Among the requirements to receive a grant:

• A movie production must spend at least $10 million.

• A TV series must spend a minimum of $1 million per episode, and the minimum for commercials would be $500,000.

• Talk or game shows, live sporting events and productions containing obscene material, as defined by state statute, would not qualify.

• Priority would be given to productions based on the percentage of permanent state residents they employ, whether they feature identifiable state attractions in a way that would increase tourism, and whether they invest in permanent improvements.

Needs more ‘meat’

But the proposal raised questions about whether $20 million would be enough and whether production companies would want to go to a state where long-term funding was uncertain.

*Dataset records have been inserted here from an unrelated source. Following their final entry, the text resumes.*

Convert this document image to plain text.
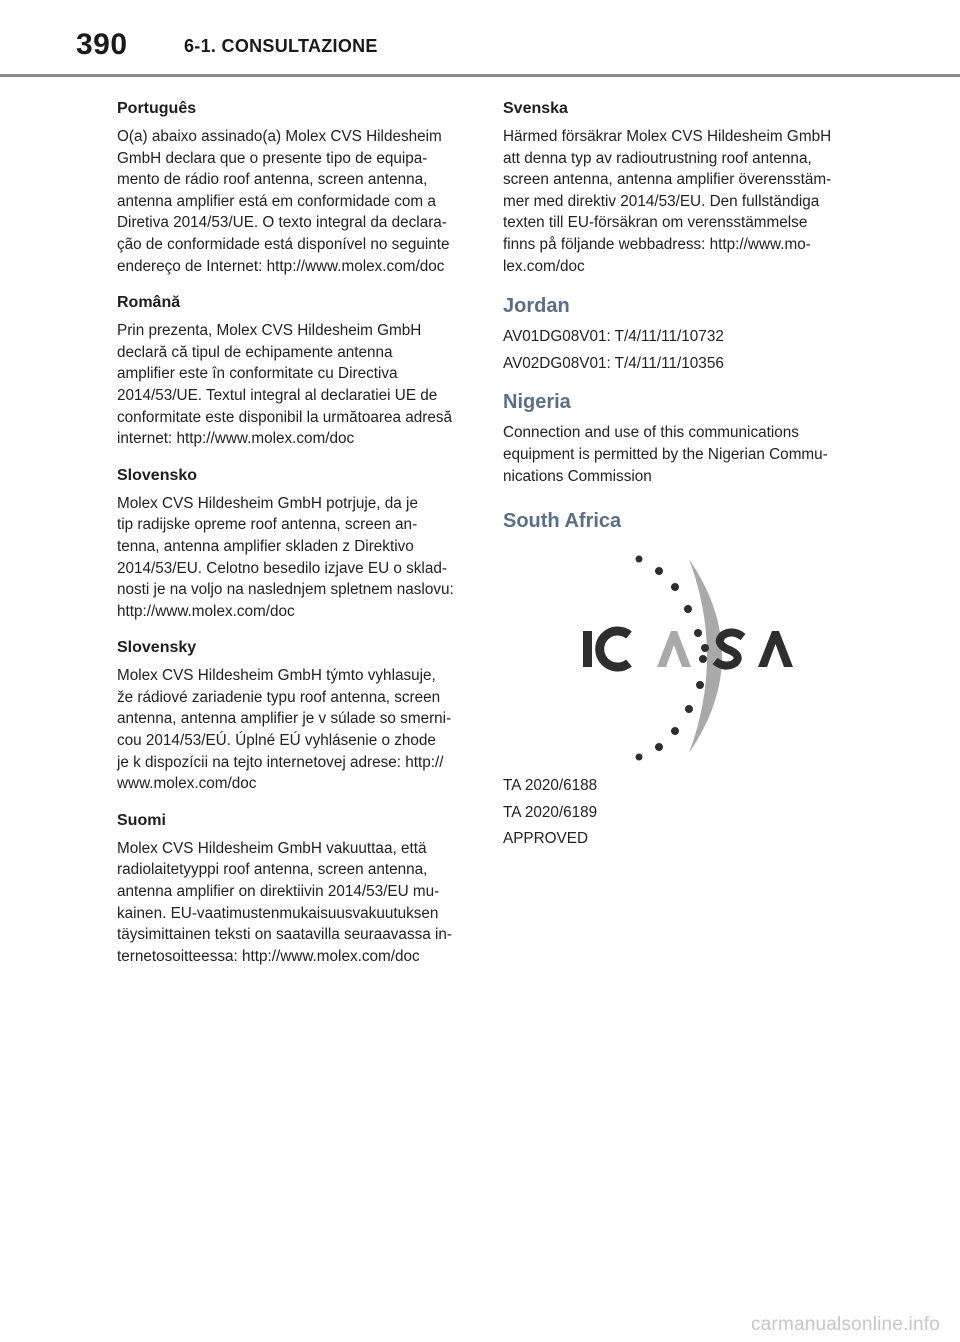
390	6-1. CONSULTAZIONE
Português
O(a) abaixo assinado(a) Molex CVS Hildesheim
GmbH declara que o presente tipo de equipa-
mento de rádio roof antenna, screen antenna,
antenna amplifier está em conformidade com a
Diretiva 2014/53/UE. O texto integral da declara-
ção de conformidade está disponível no seguinte
endereço de Internet: http://www.molex.com/doc
Română
Prin prezenta, Molex CVS Hildesheim GmbH
declară că tipul de echipamente antenna
amplifier este în conformitate cu Directiva
2014/53/UE. Textul integral al declaratiei UE de
conformitate este disponibil la următoarea adresă
internet: http://www.molex.com/doc
Slovensko
Molex CVS Hildesheim GmbH potrjuje, da je
tip radijske opreme roof antenna, screen an-
tenna, antenna amplifier skladen z Direktivo
2014/53/EU. Celotno besedilo izjave EU o sklad-
nosti je na voljo na naslednjem spletnem naslovu:
http://www.molex.com/doc
Slovensky
Molex CVS Hildesheim GmbH týmto vyhlasuje,
že rádiové zariadenie typu roof antenna, screen
antenna, antenna amplifier je v súlade so smerni-
cou 2014/53/EÚ. Úplné EÚ vyhlásenie o zhode
je k dispozícii na tejto internetovej adrese: http://
www.molex.com/doc
Suomi
Molex CVS Hildesheim GmbH vakuuttaa, että
radiolaitetyyppi roof antenna, screen antenna,
antenna amplifier on direktiivin 2014/53/EU mu-
kainen. EU-vaatimustenmukaisuusvakuutuksen
täysimittainen teksti on saatavilla seuraavassa in-
ternetosoitteessa: http://www.molex.com/doc
Svenska
Härmed försäkrar Molex CVS Hildesheim GmbH
att denna typ av radioutrustning roof antenna,
screen antenna, antenna amplifier överensstäm-
mer med direktiv 2014/53/EU. Den fullständiga
texten till EU-försäkran om verensstämmelse
finns på följande webbadress: http://www.mo-
lex.com/doc
Jordan
AV01DG08V01: T/4/11/11/10732
AV02DG08V01: T/4/11/11/10356
Nigeria
Connection and use of this communications
equipment is permitted by the Nigerian Commu-
nications Commission
South Africa
TA 2020/6188
TA 2020/6189
APPROVED
carmanualsonline.info
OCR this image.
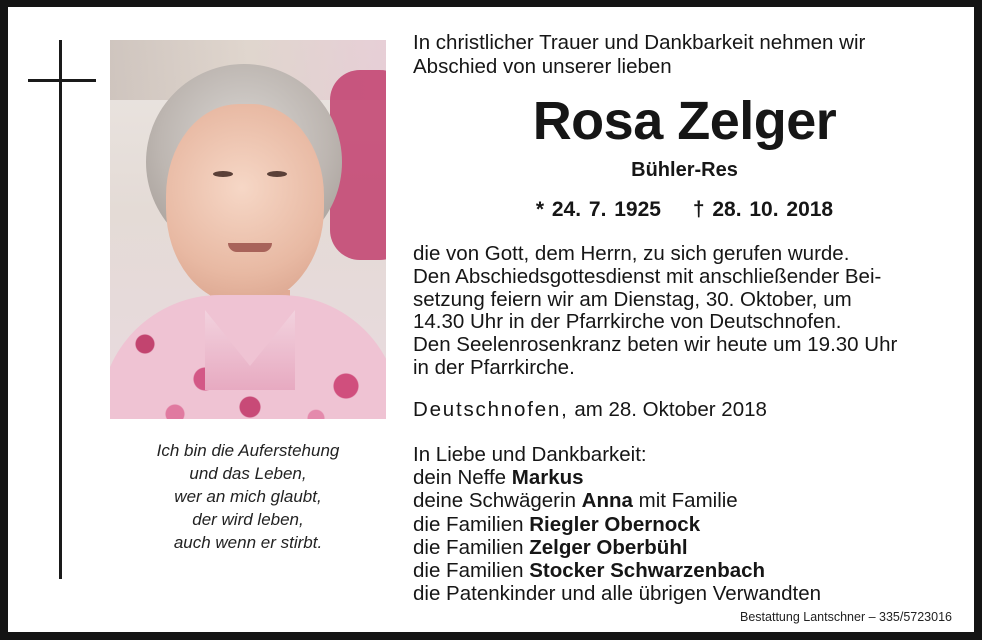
Ich bin die Auferstehung
und das Leben,
wer an mich glaubt,
der wird leben,
auch wenn er stirbt.
In christlicher Trauer und Dankbarkeit nehmen wir
Abschied von unserer lieben
Rosa Zelger
Bühler-Res
* 24. 7. 1925 † 28. 10. 2018
die von Gott, dem Herrn, zu sich gerufen wurde.
Den Abschiedsgottesdienst mit anschließender Bei-
setzung feiern wir am Dienstag, 30. Oktober, um
14.30 Uhr in der Pfarrkirche von Deutschnofen.
Den Seelenrosenkranz beten wir heute um 19.30 Uhr
in der Pfarrkirche.
Deutschnofen, am 28. Oktober 2018
In Liebe und Dankbarkeit:
dein Neffe Markus
deine Schwägerin Anna mit Familie
die Familien Riegler Obernock
die Familien Zelger Oberbühl
die Familien Stocker Schwarzenbach
die Patenkinder und alle übrigen Verwandten
Bestattung Lantschner – 335/5723016
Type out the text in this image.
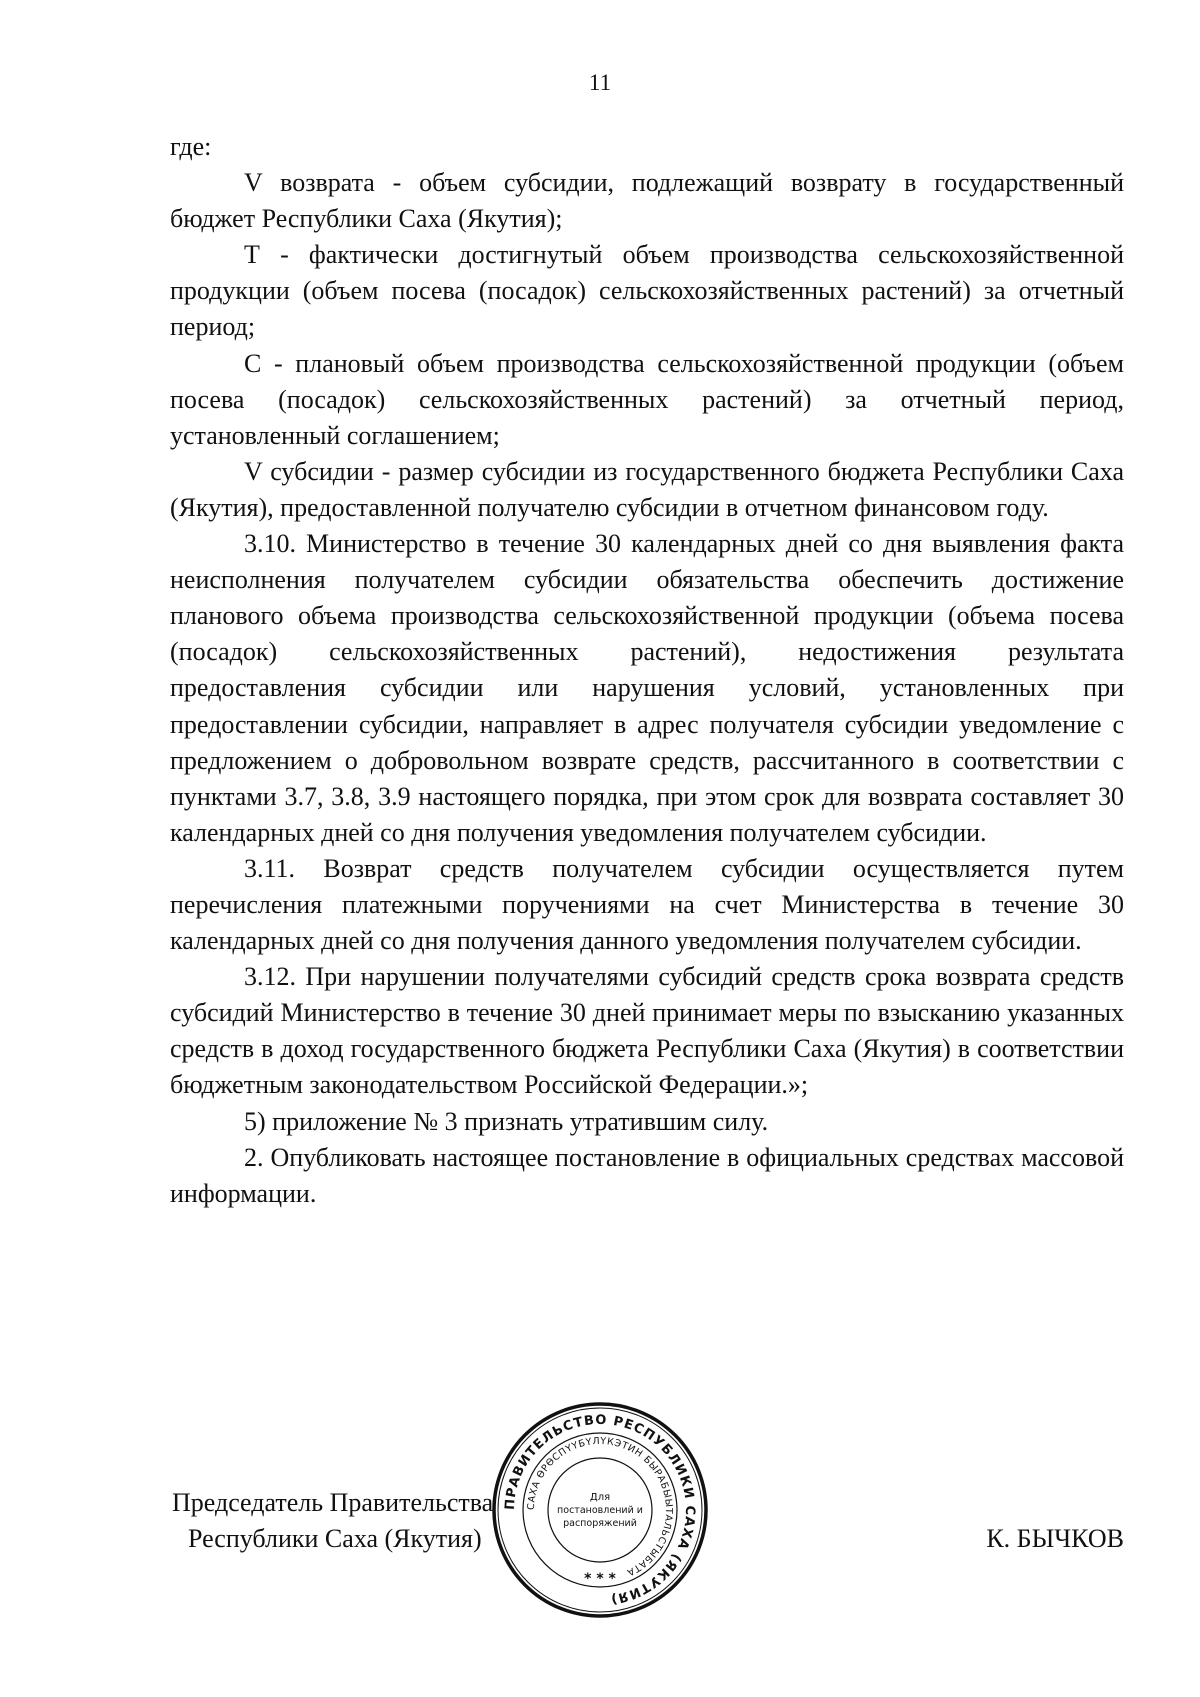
11

где:

V возврата - объем субсидии, подлежащий возврату в государственный бюджет Республики Саха (Якутия);

Т - фактически достигнутый объем производства сельскохозяйственной продукции (объем посева (посадок) сельскохозяйственных растений) за отчетный период;

С - плановый объем производства сельскохозяйственной продукции (объем посева (посадок) сельскохозяйственных растений) за отчетный период, установленный соглашением;

V субсидии - размер субсидии из государственного бюджета Республики Саха (Якутия), предоставленной получателю субсидии в отчетном финансовом году.

3.10. Министерство в течение 30 календарных дней со дня выявления факта неисполнения получателем субсидии обязательства обеспечить достижение планового объема производства сельскохозяйственной продукции (объема посева (посадок) сельскохозяйственных растений), недостижения результата предоставления субсидии или нарушения условий, установленных при предоставлении субсидии, направляет в адрес получателя субсидии уведомление с предложением о добровольном возврате средств, рассчитанного в соответствии с пунктами 3.7, 3.8, 3.9 настоящего порядка, при этом срок для возврата составляет 30 календарных дней со дня получения уведомления получателем субсидии.

3.11. Возврат средств получателем субсидии осуществляется путем перечисления платежными поручениями на счет Министерства в течение 30 календарных дней со дня получения данного уведомления получателем субсидии.

3.12. При нарушении получателями субсидий средств срока возврата средств субсидий Министерство в течение 30 дней принимает меры по взысканию указанных средств в доход государственного бюджета Республики Саха (Якутия) в соответствии бюджетным законодательством Российской Федерации.»;

5) приложение № 3 признать утратившим силу.

2. Опубликовать настоящее постановление в официальных средствах массовой информации.

Председатель Правительства
Республики Саха (Якутия)	К. БЫЧКОВ
ПРАВИТЕЛЬСТВО РЕСПУБЛИКИ САХА (ЯКУТИЯ)
САХА ӨРӨСПҮҮБҮЛҮКЭТИН БЫРАБЫЫТАЛЬСТЫБАТА
Для
постановлений и
распоряжений
* * *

Rep. Susi Hamilton, a Wilmington Democrat who wants to keep the tax credits, said Republicans talk of the importance of consistency to business and industry, but the grant proposal does the opposite.

“A one-time, nonrecurring appropriation doesn’t do a thing to create stability in the industry,” she said. “How can you enter into a multiyear contract with nonrecurring money?”

The grant is far from a done deal. The House has not voted on a film incentives proposal. Gov. Pat McCrory’s budget included changes to the tax incentives, capping them at $6 million and connecting credits to specific expenditures on wages and services.

Calling grants “a good alternative,” Commerce Secretary Sharon Decker said some type of incentive is important to keeping the industry, calling it “a job creator in this state.”

Job creator?  The production companies haul in a bunch of specialized workers from out-of-state, stay on location for a year, and then leave.  The real job creators are the small businesses all over this state that have invested their blood, sweat, tears and money into their work.  Want to create jobs?  Do your part in Raleigh to get the crushing weight of the state off of their backs.